17

there is a file named "dd.txt" in my disk, it's content is \u5730\u7406

now ,when i run this program

public static void main(String[] args) throws IOException {
    FileInputStream fis=new FileInputStream("d:\\dd.txt");
    ByteArrayOutputStream baos=new ByteArrayOutputStream();
    byte[] buffer=new byte[fis.available()];
    while ((fis.read(buffer))!=-1) {
        baos.write(buffer);
    }
    String s1="\u5730\u7406";
    String s2=baos.toString("utf-8");
    System.out.println("s1:"+s1+"\n"+"s2:"+s2);
}

and i got different result

s1:地理
s2:\u5730\u7406

can you tell me why? and how i can read that file and get the same result like s1 in chinese?

user253751
  • 57,427
  • 7
  • 48
  • 90
Paul Wang
  • 173
  • 6

3 Answers3

30

When you write \u5730 in Java code, it's interpreted as a single unicode character (a unicode literal) by the compiler. When you write the same to a file, it's just 6 regular characters (because there's nothing interpreting it). Is there a reason why you're not writing 地理 directly to the file?
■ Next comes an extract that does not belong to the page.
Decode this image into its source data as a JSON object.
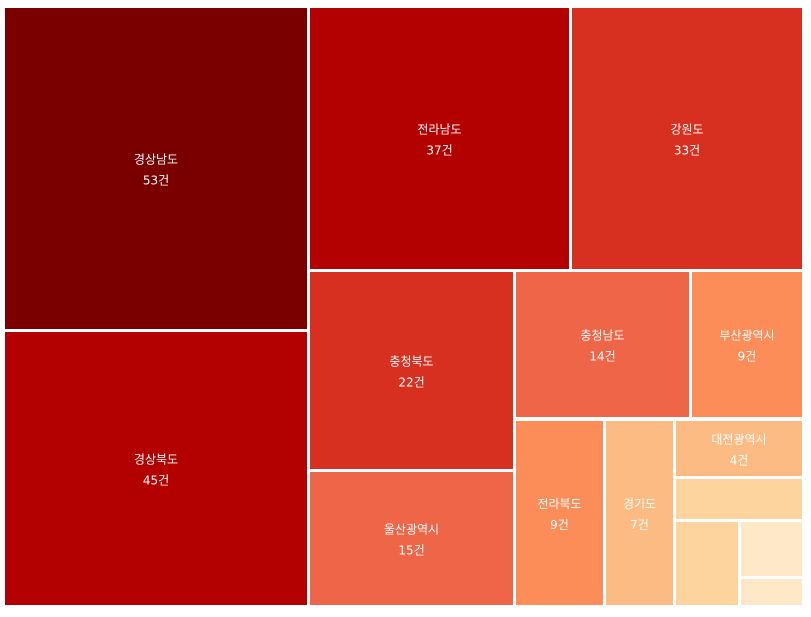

If you wish to read the file containing the unicode literals, you'll need to parse the values yourself, throwing away the \u and parsing the unicode codepoint yourself. It's a lot easier to just write proper unicode with a suitable encoding (e.g. UTF-8) in the file in the first place if you control the creation of the file, and under normal circumstances you should never come across files containing these escaped unicode literals.

Kayaman
  • 72,141
  • 5
  • 83
  • 121
  • i am just curious about it and want to know why. thank you ! – Paul Wang Jul 14 '15 at 09:30
  • 10
    @PaulWang if this answered your question, consider [accepting it](https://meta.stackexchange.com/questions/5234/how-does-accepting-an-answer-work). This not only gives you a little bit of rep, but also does two other things - 1) indicates to the community that this question has been answered and 2) indicates to future readers which answer solved your problem. – Boris the Spider Jul 14 '15 at 09:32
6

In your Java code, the \uxxxx are interpreted as Unicode literals, so they are shown as Chinese characters. This is only done so because the compiler is instructed to do so.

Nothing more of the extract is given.